The Gephardt amendment to the House trade bill is such a bad idea that it may, in the end, be excluded from legislation that lands on President Reagan's desk.

But, unfortunately, the Gephardt amendment -- which arbitrarily calls for retaliation against surplus countries depending on what we allege to be "unfair trade practices" -- has diverted attention from equally mischievous protectionist efforts in the Senate bill, which came to the floor last week.

There is one part of the present trade law, known as Section 201 -- the so-called "escape clause" -- designed to help domestic industries get temporary relief, even if the injury they claim comes from perfectly legal, fairly traded imports.

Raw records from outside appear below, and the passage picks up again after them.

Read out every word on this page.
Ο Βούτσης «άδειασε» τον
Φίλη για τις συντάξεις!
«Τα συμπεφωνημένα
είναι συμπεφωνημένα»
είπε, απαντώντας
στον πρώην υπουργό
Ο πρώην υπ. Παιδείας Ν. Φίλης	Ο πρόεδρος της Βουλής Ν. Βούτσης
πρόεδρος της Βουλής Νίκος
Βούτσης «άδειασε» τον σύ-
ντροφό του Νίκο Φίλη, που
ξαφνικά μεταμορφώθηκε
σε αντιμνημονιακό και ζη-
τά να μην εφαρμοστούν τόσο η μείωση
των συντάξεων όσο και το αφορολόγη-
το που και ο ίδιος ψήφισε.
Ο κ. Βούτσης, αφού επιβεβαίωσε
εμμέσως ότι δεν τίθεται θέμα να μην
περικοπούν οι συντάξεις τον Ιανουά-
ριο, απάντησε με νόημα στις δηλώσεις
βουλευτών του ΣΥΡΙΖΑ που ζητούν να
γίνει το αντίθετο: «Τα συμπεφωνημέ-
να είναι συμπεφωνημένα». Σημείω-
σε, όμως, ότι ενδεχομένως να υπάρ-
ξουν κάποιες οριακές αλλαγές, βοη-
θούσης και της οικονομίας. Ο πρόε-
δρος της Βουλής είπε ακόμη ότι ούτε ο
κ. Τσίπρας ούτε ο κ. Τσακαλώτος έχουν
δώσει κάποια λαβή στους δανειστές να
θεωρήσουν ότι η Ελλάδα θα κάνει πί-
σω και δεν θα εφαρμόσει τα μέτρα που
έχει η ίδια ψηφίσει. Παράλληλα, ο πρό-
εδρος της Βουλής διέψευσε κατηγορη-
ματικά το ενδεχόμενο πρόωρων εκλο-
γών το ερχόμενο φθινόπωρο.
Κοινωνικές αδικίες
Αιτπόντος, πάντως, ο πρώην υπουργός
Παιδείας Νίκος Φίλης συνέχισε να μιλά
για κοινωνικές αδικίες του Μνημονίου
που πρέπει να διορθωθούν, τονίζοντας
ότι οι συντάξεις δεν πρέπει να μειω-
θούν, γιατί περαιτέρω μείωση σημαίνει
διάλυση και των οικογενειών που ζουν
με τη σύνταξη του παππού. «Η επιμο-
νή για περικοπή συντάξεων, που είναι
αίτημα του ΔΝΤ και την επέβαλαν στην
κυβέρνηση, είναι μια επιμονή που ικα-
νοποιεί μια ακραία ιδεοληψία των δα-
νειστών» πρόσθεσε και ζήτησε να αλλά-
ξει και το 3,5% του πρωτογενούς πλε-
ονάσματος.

Now, the Senate bill would mandate that U.S. industries hurt by imports obtain protection without regard to the impact on the rest of the economy. Such costs could not even be considered by the International Trade Commission or the president.

First, some background: Since 1980, the ITC has determined that six industries have suffered enough from import competition to warrant tariff or quota relief -- motorcycles, specialty steel, carbon steel, wood shakes and shingles, copper and footwear.

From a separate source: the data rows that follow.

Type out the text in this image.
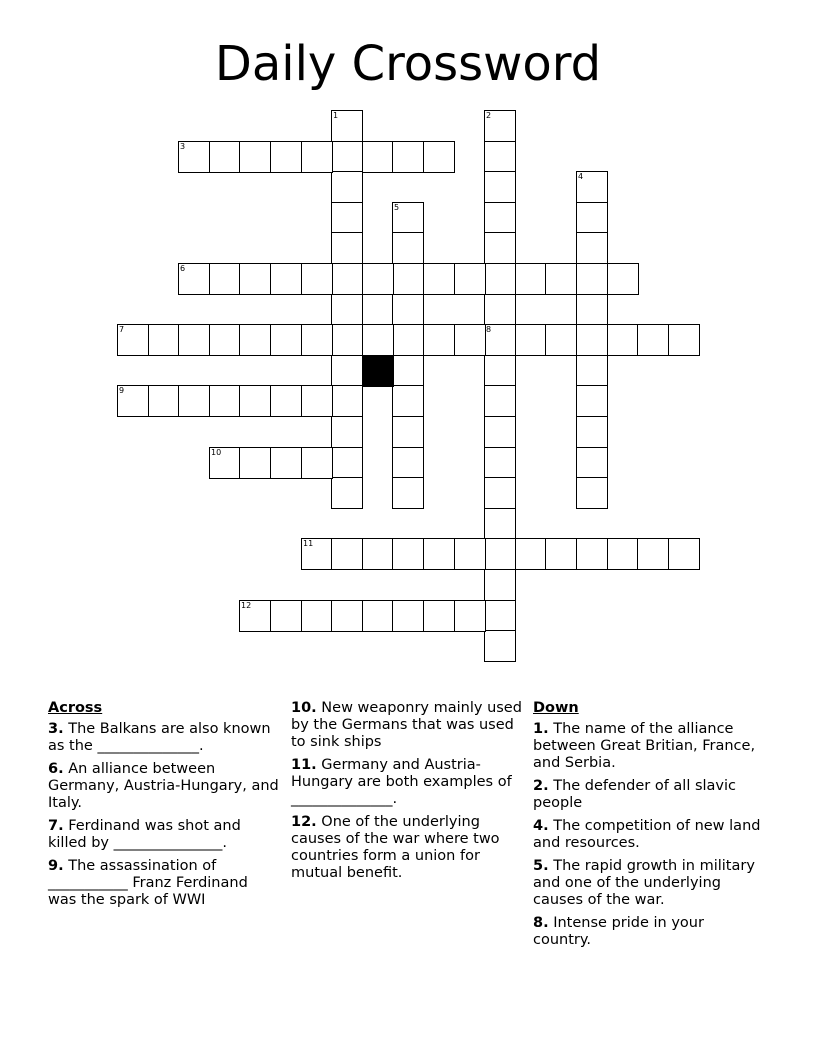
Daily Crossword
1	2
3
4
5
6
7	8
9
10
11
12
Across
3. The Balkans are also known as the ______________.
6. An alliance between Germany, Austria-Hungary, and Italy.
7. Ferdinand was shot and killed by _______________.
9. The assassination of ___________ Franz Ferdinand was the spark of WWI
10. New weaponry mainly used by the Germans that was used to sink ships
11. Germany and Austria-Hungary are both examples of ______________.
12. One of the underlying causes of the war where two countries form a union for mutual benefit.
Down
1. The name of the alliance between Great Britian, France, and Serbia.
2. The defender of all slavic people
4. The competition of new land and resources.
5. The rapid growth in military and one of the underlying causes of the war.
8. Intense pride in your country.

The president is supposed to weigh the national interest, including the impact on consumers, against the cost of relief for a given industry. He agreed with the ITC in the first four and provided tariffs or quotas to protect them for up to five years.

But Reagan ruled against the ITC in the copper case where, as U.S. Trade Representative Clayton Yeutter points out, relief would have hit copper fabricators, which account for six times as many jobs as copper producers. Reagan also ruled against the ITC in the footwear case, where little proven gain in the ability of domestic shoe producers to compete with imports would have cost consumers and American exporters $6 billion.

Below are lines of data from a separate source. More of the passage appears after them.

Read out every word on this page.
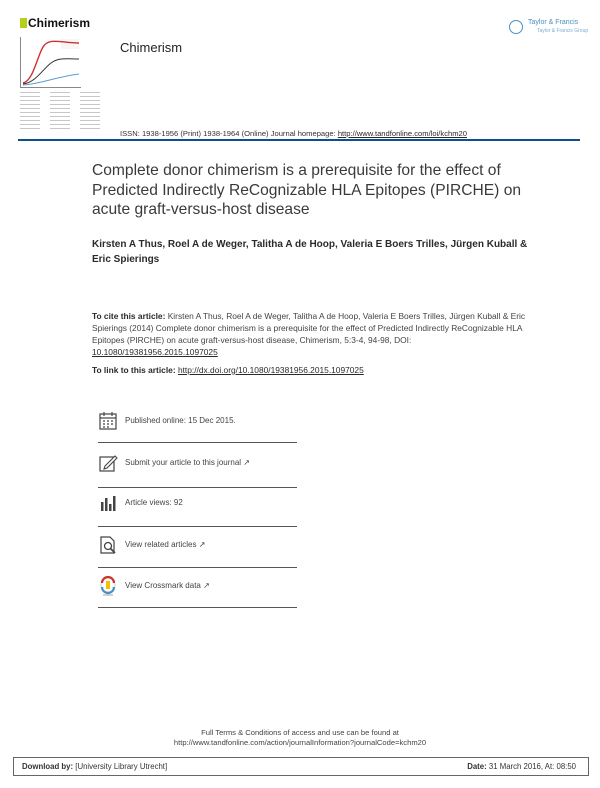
Chimerism
Chimerism
Taylor & Francis
Taylor & Francis Group
ISSN: 1938-1956 (Print) 1938-1964 (Online) Journal homepage: http://www.tandfonline.com/loi/kchm20
Complete donor chimerism is a prerequisite for the effect of Predicted Indirectly ReCognizable HLA Epitopes (PIRCHE) on acute graft-versus-host disease
Kirsten A Thus, Roel A de Weger, Talitha A de Hoop, Valeria E Boers Trilles, Jürgen Kuball & Eric Spierings
To cite this article: Kirsten A Thus, Roel A de Weger, Talitha A de Hoop, Valeria E Boers Trilles, Jürgen Kuball & Eric Spierings (2014) Complete donor chimerism is a prerequisite for the effect of Predicted Indirectly ReCognizable HLA Epitopes (PIRCHE) on acute graft-versus-host disease, Chimerism, 5:3-4, 94-98, DOI: 10.1080/19381956.2015.1097025
To link to this article: http://dx.doi.org/10.1080/19381956.2015.1097025
Published online: 15 Dec 2015.
Submit your article to this journal ↗
Article views: 92
View related articles ↗
View Crossmark data ↗
Full Terms & Conditions of access and use can be found at
http://www.tandfonline.com/action/journalInformation?journalCode=kchm20
Download by: [University Library Utrecht]	Date: 31 March 2016, At: 08:50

Now, to the Senate bill: What protectionists are trying to sneak through is a revision of Section 201 eliminating the president's discretion to weigh national interest against special interest. It would require the president to impose restrictions recommended by the ITC.

If the Senate version of 201 becomes law, some future president will helplessly have to bestow the $6 billion worth of relief to the shoe industry that Reagan denied it. And the lineup for handouts will be long -- while consumers and other sectors of the economy pay the price.

Under international rules, a country against which we impose tariffs or quotas to satisfy a domestic Section 201 complaint is entitled to receive compensation. Thus American exporters, including farmers, know that they will be helping to pay the bill to keep inefficient companies in business under 201.

"This radical change would send a disturbing message," says Consumers for World Trade. "The United States would be announcing to its trading partners that American domestic industries are unable to compete against foreign products even when these products are fairly traded -- an assumption with which CWT and many others in the trading community strongly disagree."

To put it even more boldly: The backers of this legislation aren't interested in fair trade, or justice or a "level playing field." They are interested in closing U.S. borders to all trade, allowing inefficient companies to hang onto their business -- and to hell with the prices that the customer must pay.

Anyone in business who can't make it by producing a good product can go running to the ITC, screaming about imports. Whereupon, the ITC will be bound to find injury, and the president will be reduced to a messenger boy for the ITC, putting restrictions in effect that will protect the industry for up to a 10-year period.

Sen. Bob Packwood (R-Ore.) has an amendment that retains a measure of discretion for the president in Section 201 cases, but requires him to find alternative ways of helping an injured industry if he turns down the ITC recommendations. This is a generosity that goes beyond what should be necessary, because the president could order not only monetary assistance, but also exemptions from antitrust laws to weak domestic industries.

But at least the Packwood amendment would allow the president enough flexibility to take into account the impact of quotas or tariffs on the whole economy, or to consider whether our trading partners might retaliate.

I am not as persuaded as some that the Gephardt amendment is dead just because it was not recommended by the Senate Finance Committee. Sen. Donald Riegle (D-Mich.) intends to offer the same language in a floor amendment. Thus, open-trade advocates such as the "Pro Trade" group, representing diverse manufacturing, consumer and agriculture interests that have done such a good job of alerting the public to the dangers of the Senate bill's Section 201, need to keep up the attack on Gephardt.

We should not be dazzled by the charts displayed to the Senate by Riegle, and his argument, echoed by Sen. Lloyd Bentsen (D-Tex.), that the huge trade deficit justifies the restrictive legislation they propose. To cite the $168 billion trade deficit figure or the newly reported external debt figure of $264 billion as justification for the legislation is meaningless. Those numbers are symbols of huge economic problems. But the trade bill offers no route to, or method for, restoring America's economic health.

Back in the small print of Bentsen's opening statement, you can find an admission of that. But Bentsen contends that the trade bill "does point America in the right direction." That's where Bentsen and Riegle are wrong -- and so long as counterproductive measures such as the Gephardt-Riegle amendments and a rigid 201 stay in the bill, they will continue to be wrong.